Dennis Demmers

Personal information
- Date of birth: 21 March 1975 (age 49)
- Place of birth: Deventer, Netherlands

Team information
- Current team: Netherlands (analyst)

Managerial career
- Years: Team
- 1998–2002: Lemele
- 2002–2007: SVZW
- 2007–2008: Berkum
- 2008–2012: Excelsior '31
- 2009–2010: Colmschate '33
- 2012–2015: Go Ahead Eagles (assistant)
- 2015–2016: Go Ahead Eagles
- 2016: Al Taawoun (assistant)
- 2017–2018: Jong Twente

= Dennis Demmers =

Dutch footballer and coach

Dennis Demmers (21 March 1975) is a Dutch football coach and former footballer. He is best known as a coach in amateur football. In 2010, when coaching both Excelsior '31 (Saturday) and Colmschate '33 (Sunday) he received the Rinus Michels Award.

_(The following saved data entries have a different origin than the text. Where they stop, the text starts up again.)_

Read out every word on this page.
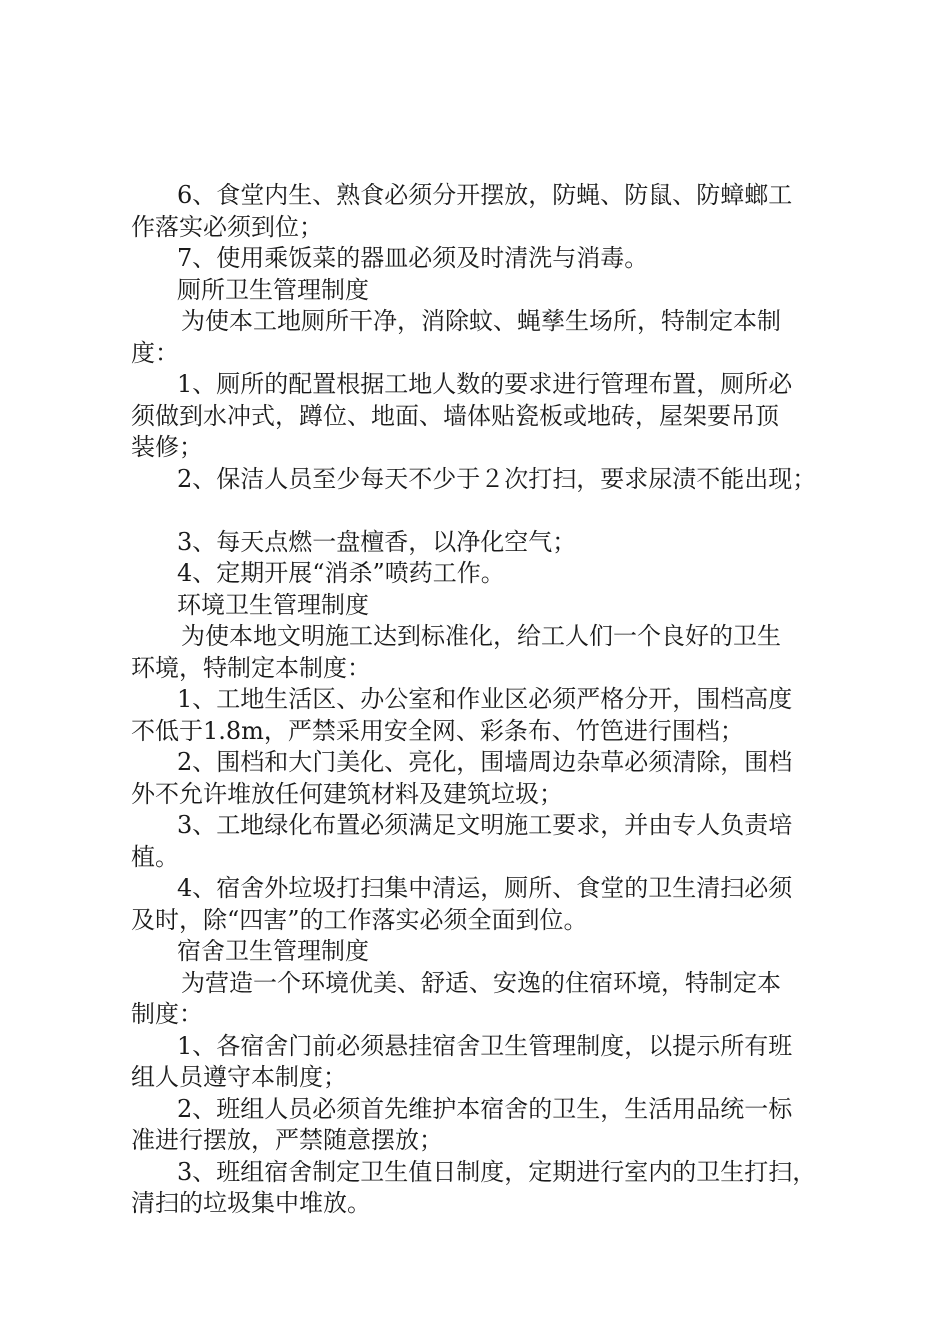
6、食堂内生、熟食必须分开摆放，防蝇、防鼠、防蟑螂工
作落实必须到位；
7、使用乘饭菜的器皿必须及时清洗与消毒。
厕所卫生管理制度
为使本工地厕所干净，消除蚊、蝇孳生场所，特制定本制
度：
1、厕所的配置根据工地人数的要求进行管理布置，厕所必
须做到水冲式，蹲位、地面、墙体贴瓷板或地砖，屋架要吊顶
装修；
2、保洁人员至少每天不少于２次打扫，要求尿渍不能出现；

3、每天点燃一盘檀香，以净化空气；
4、定期开展“消杀”喷药工作。
环境卫生管理制度
为使本地文明施工达到标准化，给工人们一个良好的卫生
环境，特制定本制度：
1、工地生活区、办公室和作业区必须严格分开，围档高度
不低于1.8m，严禁采用安全网、彩条布、竹笆进行围档；
2、围档和大门美化、亮化，围墙周边杂草必须清除，围档
外不允许堆放任何建筑材料及建筑垃圾；
3、工地绿化布置必须满足文明施工要求，并由专人负责培
植。
4、宿舍外垃圾打扫集中清运，厕所、食堂的卫生清扫必须
及时，除“四害”的工作落实必须全面到位。
宿舍卫生管理制度
为营造一个环境优美、舒适、安逸的住宿环境，特制定本
制度：
1、各宿舍门前必须悬挂宿舍卫生管理制度，以提示所有班
组人员遵守本制度；
2、班组人员必须首先维护本宿舍的卫生，生活用品统一标
准进行摆放，严禁随意摆放；
3、班组宿舍制定卫生值日制度，定期进行室内的卫生打扫，
清扫的垃圾集中堆放。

In professional soccer, he was an assistant manager, scout and manager (2015–2016) of Go Ahead Eagles. He went on to become assistant coach and video analyst of Al-Taawoun FC in Saudi Arabia. Head coach Darije Kalezić was fired after five games, as was Demmers.

Demmers was added to the Netherlands national team staff to analyse players and teams for the upcoming UEFA Euro 2020, alongside fellow coaches Cees Lok and Gert Aandewiel.